Executives used satellite phones to call employees in far-flung areas, such as the small island of Vieques, and also ordered technicians to visit branches in hard-hit communities by car. So far, the news has been mixed: All employees are safe, but some lost their homes, according to Alvarez. The storm, meanwhile, demolished four bank branches and inflicted a range of relatively minor problems, such as broken windows and water damage, on the company’s other locations.
With electricity and cell service knocked out across Puerto Rico, restoring banking services will likely be a long haul. Popular has so far opened about 18 branches (11% of the total), including a handful around San Juan, with the help of diesel-powered generators. The company estimates that it can open and operate 60 branches while still preserving its diesel supply.
Getting ATMs back online is also proving difficult, as power is spotty and communication lines are down.
“We have to get the banking system up and running,” Alvarez said, noting that is sole only focus at the moment. “Our clients have to have access to their wire transfers” and other services.
In addition to Popular, community banks such as the $12 billion-asset First Bancorp and the $6 billion-asset OFG Bancorp, both also based in San Juan, each control less than 10% of the island's deposits, according to the Federal Deposit Insurance Corp. Citigroup does a lot of business on the island, too.
Before Hurricane Maria, of course, Puerto had already been in dire financial straits; this spring it filed for the largest-ever local-government bankruptcy, unable to repay roughly $70 billion in debt.
Since the storm hit late last week, officials on the island have offered bleak assessments of the damage, saying that the response from the federal government has been slow.
Media reports over the weekend said many residents were isolated without cell service, and running low running low on food, water and gasoline. A crack in a dam on the northwestern part of the island also prompted further evacuations.
“This is a game-changer,” Governor Ricardo Rosselló told CNN on Monday. “We need to prevent a humanitarian crisis from occurring in America.”
About half of the transmission towers in Puerto Rico may be down, and more than 90% of the distribution system could be destroyed, according to a recent note from Keefe, Bruyette & Woods, citing reports from the Federal Emergency Management Agency.
Alvarez said that the primary hurdle in restoring financial services is the lack of phone service and electricity. Getting those services up and running could take a while, as officials over the weekend predicted that restoring power could take as long as six months.
“It’s very difficult because so much of the modern world depends on communications,” Alvarez said.
In the meantime, Alvarez said Popular is working closely with the local government, which he said has provided security for transporting cash to ATMs. Additionally, Richard Carrión, the company’s executive chairman, has also been instrumental in organizing charity donations in New York.
Popular also plans to waive fees on its ATMs for out-of-network customers and is working on an initiative to provide temporary relief for customers who have loan payments coming due.

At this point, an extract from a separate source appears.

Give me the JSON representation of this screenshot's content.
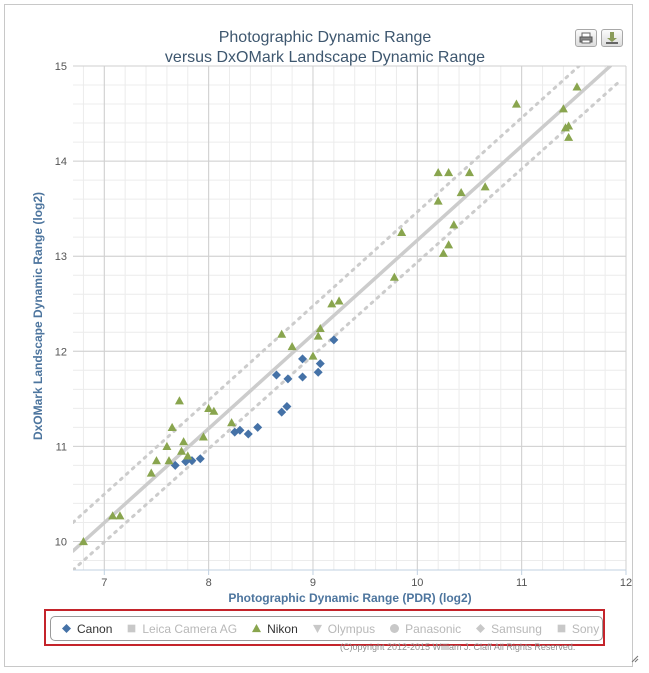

It’s unclear what kind of immediate impact the hurricane and recovery efforts will have on Popular’s bottom line. “We’re not in a position to [assess] that yet,” Alvarez said.
Over the long term, however, there could be an economic upside to the hurricane damage, according to Alvarez.
Federal disaster aid and insurance payouts could be a boon to the local construction industry, which has struggled for years in Puerto Rico’s depressed economy. Much-needed improvements to the island's infrastructure could also be around the corner.
As for Popular, Alvarez said that employees are in good spirits about the recovery.
“We’ll be back — and we’ll be back sooner than people expect,” he said.